2. Sir George Campbell’s account of the Khatris.

“Trade is their main occupation; but in fact they have broader and more distinguishing features. Besides monopolising the trade of the Punjab and the greater part of Afghānistān, and doing a good deal beyond those limits, they are in the Punjab the chief civil administrators, and have almost all literate work in their hands. So far as the Sikhs have a priesthood, they are, moreover, the priests or gurus of the Sikhs. Both Nānak and Govind were, and the Sodis and Bedis of the present day are, Khatris. Thus then they are in fact in the Punjab, so far as a more energetic race will permit them, all that Mahratta Brāhmins are in the Mahratta country, besides engrossing the trade which the Mahratta Brāhmins have not. They are not usually military in their character, but are quite capable of using the sword when necessary. Diwān Sāwan Mal, Governor of Multan, and his notorious successor Mūlraj, and very many of Ranjīt Singh’s chief functionaries were Khatris.

“Even under Mahomedan rulers in the west they have risen to high administrative posts.

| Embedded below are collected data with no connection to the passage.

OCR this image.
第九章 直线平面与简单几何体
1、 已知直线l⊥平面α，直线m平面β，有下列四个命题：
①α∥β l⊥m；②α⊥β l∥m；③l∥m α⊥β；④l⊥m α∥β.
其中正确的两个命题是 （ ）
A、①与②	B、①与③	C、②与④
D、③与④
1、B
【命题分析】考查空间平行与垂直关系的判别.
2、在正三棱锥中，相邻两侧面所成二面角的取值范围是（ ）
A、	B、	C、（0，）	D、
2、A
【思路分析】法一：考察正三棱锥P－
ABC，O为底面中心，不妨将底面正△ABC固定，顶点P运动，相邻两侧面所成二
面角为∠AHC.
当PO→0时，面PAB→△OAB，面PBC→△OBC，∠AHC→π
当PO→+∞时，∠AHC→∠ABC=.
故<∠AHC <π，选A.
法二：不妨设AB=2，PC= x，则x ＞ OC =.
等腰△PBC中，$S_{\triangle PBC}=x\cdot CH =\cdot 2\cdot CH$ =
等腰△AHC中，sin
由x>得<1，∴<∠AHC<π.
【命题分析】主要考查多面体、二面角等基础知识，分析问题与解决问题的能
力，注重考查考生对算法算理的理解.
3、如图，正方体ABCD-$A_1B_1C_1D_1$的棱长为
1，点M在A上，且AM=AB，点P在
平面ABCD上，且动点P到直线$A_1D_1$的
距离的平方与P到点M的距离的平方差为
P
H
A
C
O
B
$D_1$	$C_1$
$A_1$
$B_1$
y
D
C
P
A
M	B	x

There is a record of a Khatri Diwān of Badakshān or Kurdāz; and, I believe, of a Khatri Governor of Peshāwar under the Afghans. The Emperor Akbar’s famous minister, Todarmal, was a Khatri; and a relative of that man of undoubted energy, the great commissariat contractor of Agra, Joti Pershād, lately informed me that he also is a Khatri. Altogether, there can be no doubt that these Khatris are one of the most acute, energetic and remarkable races in India, though in fact, except locally in the Punjab, they are not much known to Europeans. The Khatris are staunch Hindus, and it is somewhat singular that, while giving a religion and priests to the Sikhs, they themselves are comparatively seldom Sikhs. The Khatris are a very fine, fair, handsome race, and, as may be gathered from what I have already said, they are very generally educated.

“There is a large subordinate class of Khatris, somewhat lower, but of equal mercantile energy, called Rors or Roras. The proper Khatris of higher grade will often deny all connection with them, or at least only admit that they have some sort of bastard kindred with Khatris, but I think there can be no doubt that they are ethnologically the same, and they are certainly mixed up with Khatris in their avocations. I shall treat the whole kindred as generically Khatris.

“Speaking of the Khatris then thus broadly, they have, as I have said, the whole trade of the Punjab and of most of Afghānistān. No village can get on without the Khatri who keeps the accounts, does the banking business, and buys and sells the grain. They seem, too, to get on with the people better than most traders and usurers of this kind. In Afghānistān, among a rough and alien people, the Khatris are as a rule confined to the position of humble dealers, shopkeepers and moneylenders; but in that capacity the Pathāns seem to look on them as a kind of valuable animal, and a Pathān will steal another man’s Khatri, not only for the sake of ransom, as is frequently done on the frontier of Peshāwar and Hazāra, but also as he might steal a milch-cow, or as Jews might, I dare say, be carried off in the Middle Ages with a view to render them profitable.

“I do not know the exact limits of Khatri occupation to the West, but certainly in all Eastern Afghānistān they seem to be just as much a part of the established community as they are in the Punjab. They find their way far into Central Asia, but the further they get the more depressed and humiliating is their position. In Turkistan, Vambéry speaks of them with great contempt, as yellow-faced Hindus of a cowardly and sneaking character. Under Turcoman rule they could hardly be otherwise. They are the only Hindus known in Central Asia. In the Punjab they are so numerous that they cannot all be rich and mercantile; and many of them hold land, cultivate, take service, and follow various avocations.”